Dengan demikian pihak-pihak yang dapat terlibat dalam konflik meliputi banyak macam bentuk dan ukurannya. Selain itu dapat pula dipahami bahwa pengertian konflik secara antropologis tersebut tidak berdiri sendiri, melainkan secara bersama-sama dengan pengertian konflik menurut aspek-aspek lain yang semuanya itu turut ambil bagian dalam memunculkan konflik sosial dalam kehidupan kolektif manusia (Chang, 2001).
Kehidupan sosial itu, kalau dicermati komponen utamanya adalah interkasi antara para anggota. Sehubungan dengan interaksi antaranggota itu ditemukan berbagai tipe.
Tipe-tipe interaksi sosial secara umum meliputi: cooperative (kerjasama), competition (persaingan) dan conflict (pertikaian). Dalam kehidupan sosial sehari-hari tampaknya selain diwarnai oleh kerjasama, senantiasa juga diwarnai oleh berbagai bentuk persaingan dan konflik. Bahkan dalam kehidupan sosial tidak pernah ditemukan seluruh warganya sepanjang masa kooperatif. Sehubungan dengan itu, yang menjadi pertanyaan dalam tulisan ini adalah “apakah konflik itu erat hubungannya dengan struktur sosial, dan apa fungsi konflik itu bagi kehidupan sosial manusia?”.
Faktor penyebab konflik
Perbedaan individu, yang meliputi perbedaan pendirian dan perasaan.
Setiap manusia adalah individu yang unik. Artinya, setiap orang memiliki pendirian dan perasaan yang berbeda-beda satu dengan lainnya. Perbedaan pendirian dan perasaan akan sesuatu hal atau lingkungan yang nyata ini dapat menjadi faktor penyebab konflik sosial, sebab dalam menjalani hubungan sosial, seseorang tidak selalu sejalan dengan kelompoknya. Misalnya, ketika berlangsung pentas musik di lingkungan pemukiman, tentu perasaan setiap warganya akan berbeda-beda. Ada yang merasa terganggu karena berisik, tetapi ada pula yang merasa terhibur.

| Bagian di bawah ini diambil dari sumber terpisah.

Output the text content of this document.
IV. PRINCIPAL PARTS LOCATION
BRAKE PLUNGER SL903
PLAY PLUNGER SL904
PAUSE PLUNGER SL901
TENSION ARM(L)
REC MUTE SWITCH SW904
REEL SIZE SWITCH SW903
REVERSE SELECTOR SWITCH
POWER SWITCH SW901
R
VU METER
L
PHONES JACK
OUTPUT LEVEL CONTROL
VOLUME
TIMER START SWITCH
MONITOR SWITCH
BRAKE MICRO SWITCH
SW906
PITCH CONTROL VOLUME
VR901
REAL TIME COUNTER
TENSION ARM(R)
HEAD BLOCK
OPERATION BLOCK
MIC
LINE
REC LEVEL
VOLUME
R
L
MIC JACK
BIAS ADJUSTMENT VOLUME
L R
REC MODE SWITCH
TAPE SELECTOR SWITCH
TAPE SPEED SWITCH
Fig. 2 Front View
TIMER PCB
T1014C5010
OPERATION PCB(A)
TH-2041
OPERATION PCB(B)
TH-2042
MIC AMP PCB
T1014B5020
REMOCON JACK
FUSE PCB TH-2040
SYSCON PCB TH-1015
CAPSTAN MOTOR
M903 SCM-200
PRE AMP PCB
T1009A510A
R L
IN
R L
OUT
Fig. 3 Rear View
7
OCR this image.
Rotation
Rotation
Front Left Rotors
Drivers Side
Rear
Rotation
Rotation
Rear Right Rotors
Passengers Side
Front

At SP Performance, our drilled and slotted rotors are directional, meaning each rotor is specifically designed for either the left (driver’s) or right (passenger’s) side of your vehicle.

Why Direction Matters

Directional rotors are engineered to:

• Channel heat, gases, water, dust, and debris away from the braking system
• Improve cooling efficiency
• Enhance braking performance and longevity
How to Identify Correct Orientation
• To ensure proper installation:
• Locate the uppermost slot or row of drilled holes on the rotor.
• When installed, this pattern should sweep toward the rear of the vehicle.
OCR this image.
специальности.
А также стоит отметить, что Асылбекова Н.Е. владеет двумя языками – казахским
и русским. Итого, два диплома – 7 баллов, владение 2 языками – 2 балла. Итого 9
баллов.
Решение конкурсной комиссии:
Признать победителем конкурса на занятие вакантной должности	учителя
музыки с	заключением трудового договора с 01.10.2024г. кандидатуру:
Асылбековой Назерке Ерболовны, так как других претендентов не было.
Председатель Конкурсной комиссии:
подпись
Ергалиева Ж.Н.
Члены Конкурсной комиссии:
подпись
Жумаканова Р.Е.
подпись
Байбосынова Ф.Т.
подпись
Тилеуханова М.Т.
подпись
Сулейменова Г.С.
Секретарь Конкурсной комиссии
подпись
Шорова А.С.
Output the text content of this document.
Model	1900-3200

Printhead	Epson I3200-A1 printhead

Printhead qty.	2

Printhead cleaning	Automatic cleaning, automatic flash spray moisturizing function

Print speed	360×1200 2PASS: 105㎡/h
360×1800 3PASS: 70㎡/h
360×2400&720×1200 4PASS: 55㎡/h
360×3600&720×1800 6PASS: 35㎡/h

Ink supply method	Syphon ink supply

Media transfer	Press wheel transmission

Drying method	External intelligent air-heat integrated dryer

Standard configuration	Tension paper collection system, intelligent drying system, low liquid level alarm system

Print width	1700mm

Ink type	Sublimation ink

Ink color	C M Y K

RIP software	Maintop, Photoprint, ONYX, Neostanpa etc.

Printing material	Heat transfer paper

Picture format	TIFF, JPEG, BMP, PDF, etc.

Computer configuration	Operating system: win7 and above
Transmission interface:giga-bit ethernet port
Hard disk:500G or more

Perbedaan latar belakang kebudayaan sehingga membentuk pribadi-pribadi yang berbeda.
Seseorang sedikit banyak akan terpengaruh dengan pola-pola pemikiran dan pendirian kelompoknya. Pemikiran dan pendirian yang berbeda itu pada akhirnya akan menghasilkan perbedaan individu yang dapat memicu konflik.
Perbedaan kepentingan antara individu atau kelompok.
Manusia memiliki perasaan, pendirian maupun latar belakang kebudayaan yang berbeda. Oleh sebab itu, dalam waktu yang bersamaan, masing-masing orang atau kelompok memiliki kepentingan yang berbeda-beda. Kadang-kadang orang dapat melakukan hal yang sama, tetapi untuk tujuan yang berbeda-beda. Sebagai contoh, misalnya perbedaan kepentingan dalam hal pemanfaatan hutan. Para tokoh masyarakat menanggap hutan sebagai kekayaan budaya yang menjadi bagian dari kebudayaan mereka sehingga harus dijaga dan tidak boleh ditebang.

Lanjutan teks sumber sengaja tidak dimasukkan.